In-vivo confirmation of CodY serine215 phosphosite in B. anthracis and impact of CodY phosphorylation on its DNA binding activity.
(A) Representative immunoblots to confirm in-vivo phosphorylation of CodY at serine215 residue. 2 μg CodYS215A-His6 produced in BAS WT (lane 2) and BAS ΔprpN (lane 3) strains was resolved and probed using anti-phosphoserine. The same blot was stripped and probed using anti-CodY. 2 μg PrkCcat (lane 4) and native CodY (lane 5) produced in E. coli BL21 were used as positive and negative controls, respectively. Indicated MWs were derived from adjacent lanes containing PageRuler Prestained Protein Ladder (Lane 1), Thermo Scientific (Cat. No. 26616). (B) Representative immunoblots of native CodY and CodYS215A purified from bacillus strains resolved on Phos-tag precast gel (upper image) and SDS-PAGE (lower image). Lane 1: CodYS215A-His6 produced in BAS WT, Lane 2: CodY-His6 produced in BAS WT, Lane 3: CodY-His6 produced in BAS ΔprpN, Lane 4: CodYS215A-His6 produced in BAS ΔprpN. pCodY and CodY denotes phosphorylated and unphosphorylated form of CodY. Indicated MWs were derived from adjacent lanes containing PageRuler Prestained Protein Ladder, Thermo Scientific (Cat. No. 26616). (C) Electrophoretic Mobility-Shift Assay using SYBR Green and SYPRO Ruby stains. Increasing amounts (1, 1.5, 3, 4, 5, 6, 8, 10 and 12μM- lane 2 to 10) of native CodY, CodY S215E and CodY S215A proteins were added in a binding reaction containing 4 nM atxA promoter region as probe. Lane 1 represents only DNA control. Upper gel image represents DNA bands stained using SYBR Green and lower image represents protein bands stained using SYPRO Ruby. (D) Comparative expression of atxA mRNA in BAS ΔprpN with respect to BAS WT strain. The RT-PCR data were normalized to the expression of rpoB from each strain. Error bars represents an average of three independent biological triplicates, each performed in three technical replicates.
Fig 8.
Unphosphorylated CodY is an activator of toxin synthesis.

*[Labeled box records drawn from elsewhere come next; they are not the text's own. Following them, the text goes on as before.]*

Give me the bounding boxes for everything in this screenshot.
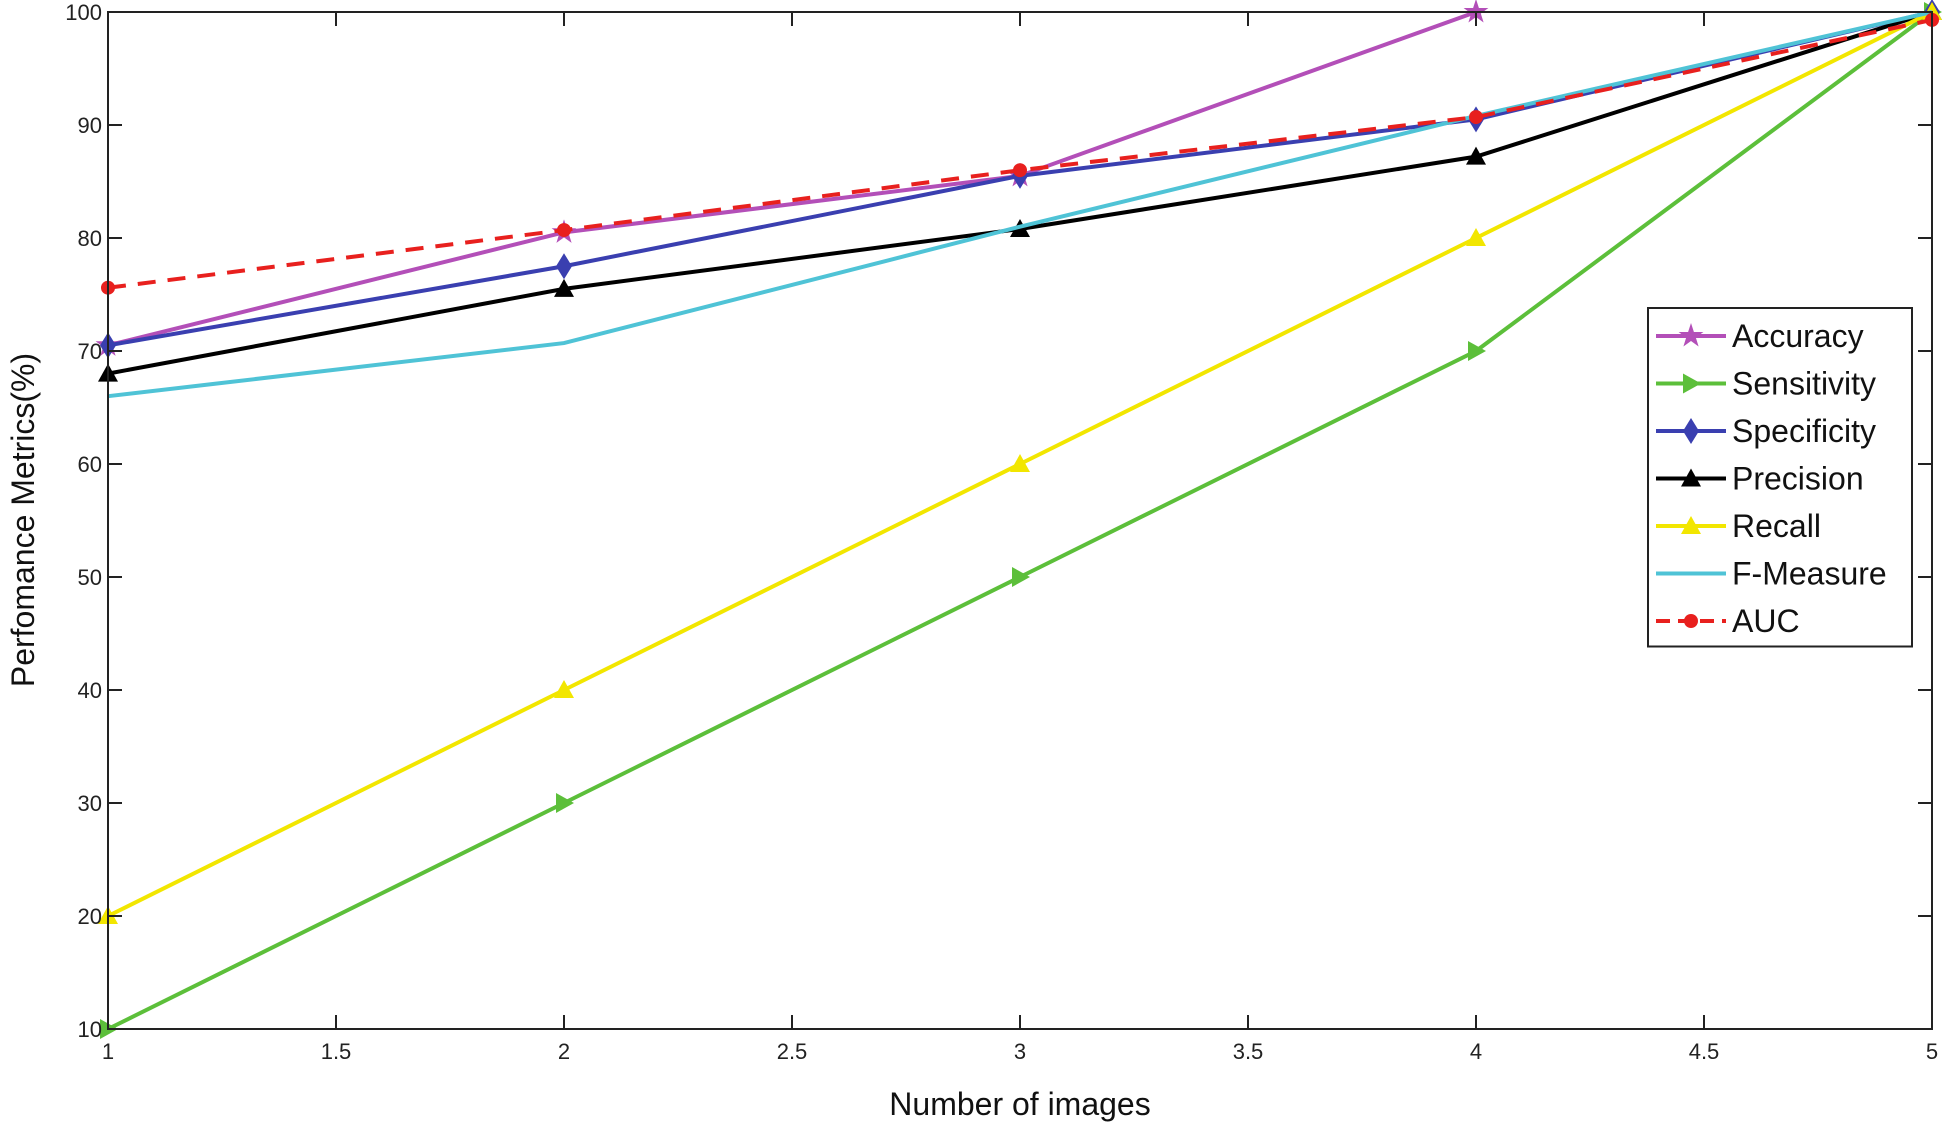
legend-item: Sensitivity <box>1656 366 1876 402</box>
data-point <box>1466 228 1486 246</box>
y-tick-label: 40 <box>78 678 102 703</box>
y-tick-label: 30 <box>78 791 102 816</box>
legend-label: Accuracy <box>1732 318 1864 354</box>
legend-item: Recall <box>1656 508 1821 544</box>
y-axis-label: Perfomance Metrics(%) <box>5 353 41 687</box>
series-line <box>107 10 1477 348</box>
series-f-measure <box>107 10 1933 399</box>
legend-marker <box>1678 323 1704 347</box>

Representative immunoblots and bar graphs showing expression of PA (A), LF (B) and AtxA (C) in BAS WT, BAS ΔprpN, and BAS ΔprpN expressing CodY S215A (BAS ΔprpN::codYS215A). Immunoblots were analyzed as in Fig 5. Indicated MWs were derived from adjacent lanes containing PageRuler Prestained Protein Ladder, Thermo Scientific (Cat. No. 26616). Mean and standard deviation from minimum three independent experiments are shown in the bar graph. Asterisks indicate statistical significance of the data set calculated using one-way ANOVA followed by a post hoc test (Tukey test). P values < 0.05 were considered as statistically significant.
Fig 9.
Schematic illustration of PrpN mediated toxin synthesis regulation via CodY. Binding of unphosphorylated CodY protein to atxA promoter region activates AtxA expression, which thereby promotes toxin proteins (PA, LF and EF) synthesis. PrpN positively regulates anthrax toxin synthesis by dephosphorylation of CodY protein (Green arrow), while CodY phosphorylation abrogates its DNA binding ability to atxA promoter region (Red arrow) ultimately leading to downregulation of AtxA and anthrax toxin synthesis. The schematic was prepared by AG using BioRender.